# Cute Great Pyrenees Puppy Pictures



## copperpennykids (Sep 6, 2004)

Just what the title says: 

Puppies: 5 weeks old










4 Puppies showing off their chubby paws: 










Adorable stocking stuffers!

AKC registered Great Pyrenees, Karolaska bloodlines. 

3 males and 3 females still available!


----------



## farmmom (Jan 4, 2009)

Too cute!!


----------



## missythemom (May 11, 2010)

I wish you weren't so far away! They are so cute


----------



## Oat Bucket Farm (Jul 28, 2006)

So cute!


----------



## BackfourtyMI. (Sep 3, 2007)

OMG! Those are the cutest puppy pictures I've seen in a long time & I sure would Love to have one! Just wish dh wished I had one too!


----------



## HappyFarmer (Jun 17, 2006)

You had to post them, huh? Too...Darn....Cute....

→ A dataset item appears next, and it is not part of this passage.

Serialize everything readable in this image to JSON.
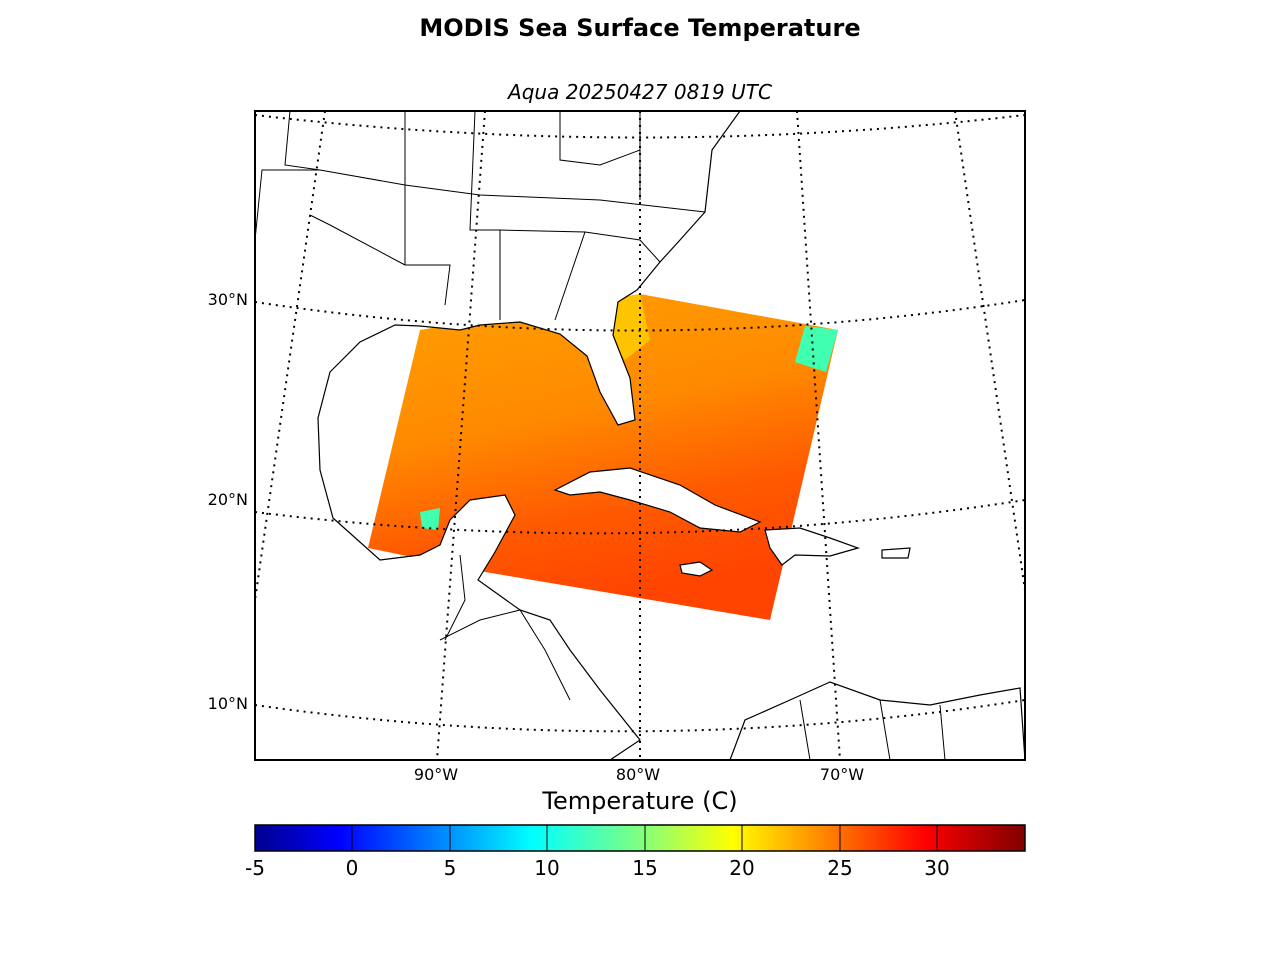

I'm longing for another pyr, but we have enough for now. Our next will be a badger faced, not for a few years though. I miss the pups we had...gosh those puffballs were the cutest ever.

HF


----------



## Minelson (Oct 16, 2007)

OMG!! Those pics are darling!! Frame them for sure


----------



## nehimama (Jun 18, 2005)

Even though I'm on dialup, I just HAD to open this thread to see those puppy pictures. IT WAS WORTH THE WAIT!

Nothing quite as cute as a Pyr puppy, unless it newborn kid goats. Love the second photo. It looks like the pup on the far right is actually SMILING.


----------



## Rainy (Jan 21, 2010)

Thank you for sharing them with us. I so need a uplifting today and those puppies sure did it. Many thanks.


----------



## bee (May 12, 2002)

I wish my place was dog fenced! Boy wouldn't that fix the critter problems...way, way adorable pups!!


----------



## wearegoats (Oct 16, 2011)

WOW, how cute, Are they ALL out of just 1 Mommy?


----------